Extasiados pelas experiências em Belmonte e em Canavieiras, queríamos voltar para as Minas e os Gerais. Por conta da interdição de uma ponte na BR 101, e para fugir de um desvio de 70 quilômetros de estrada de terra, tivemos que dar uma volta de mais ou menos 100 quilômetros e, para nosso azar, cair numa péssima estrada de terra para chegar a Almenara, onde passamos a noite.
De Almenara a Araçuaí a viagem transcorreu tranquila, sempre nos oferecendo pontes, igrejas e lindos pores do sol para as fotografias do dia.
Adilson
Foi em Itinga, quase chegando ao nosso destino do dia, que, perdidos sobre como chegar a uma “ponte azul que vimos do alto da estrada”, pedimos informações ao Adilson.
Pois então, foi nosso encontro mais inusitado, surpreendente e de aquecer o coração. Adilson, dono de uma pequena venda, não apenas parou o que estava fazendo para nos ajudar, mas também nos contou, em alguns poucos minutos de conversa, ali, no meio da rua, sobre as maravilhas da cidade e da importância de Lula para o seu desenvolvimento.
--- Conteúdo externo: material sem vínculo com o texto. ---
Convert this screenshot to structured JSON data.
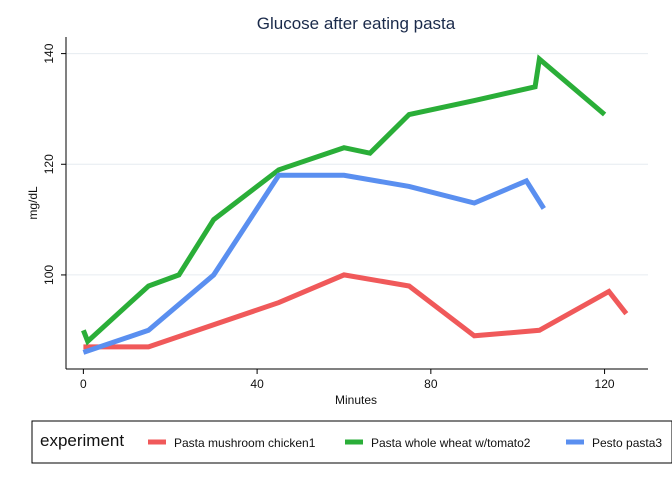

Emocionado, falava de tudo um pouco e chamava Lula de “meu pai”, dando-nos ideia do quanto estima o atual presidente. Não demorou a dizer de onde viera parar ali. Quando disse que era do Espírito Santo, quem ficou sobressaltado foi o Tarcísio, o capixaba mais empedernido que eu conheço. O caldo, quero dizer, as lágrimas de ambos entornaram, então, foi quando descobriram eloquentemente que eram da mesma cidade, Santa Tereza, e que a mãe do Adilson estava, justo naqueles dias, em São Roque do Canaã, passeando. A rua quase veio abaixo com a gritaria dos dois. Mais uma vez, só risos e emoções a reanimar todo mundo no mundo.
Val e Maria
Com o rosto encharcado e a alma repleta de chão, aportamo-nos em Turmalina. Já era noite e, como o hotel indicado pelo nosso colega João Valdir, que é da cidade, estava lotado, entramos na cidade e paramos para ligar para uma pousada indicada pela pessoa que nos atendeu. Para resumir: depois de andar centenas de quilômetros estávamos parados justo em frente da tal pousada.
Coincidência é pouco para dizer disso, como nos lembrou no outro dia a Val, dona da pousada, ela também, para nossa surpresa, prima de uma amiga dileta do Tarcísio em Turmalina: a também professora Janeuce Cordeiro. Parecia que os astros faziam um positivo complô para nos guiar.
E guiou-nos, por meio da Janeuce, até a Maria, mulher de 73 anos, viúva, analfabeta, pessoa de simplicidade e alegria de viver inigualáveis. Caminhando, passeando, fazendo almoço e jantando. Depois, claro, de acompanhar o lançamento do livro do Tadeu Martins sobre a força do povo do Vale. Maria foi nos contando a descoberta da vida depois da morte do marido e de um casamento de dores e sofrimentos.
No caso dela, a morte abriu, quase literalmente, as portas para a vida, e uma vida que ela parecia agarrar de unhas e dentes, e a curtir intensamente nas pequenas grandes coisas do dia a dia: ir à feira, comprar fiado, almoçar ou jantar com a amiga Janeuce.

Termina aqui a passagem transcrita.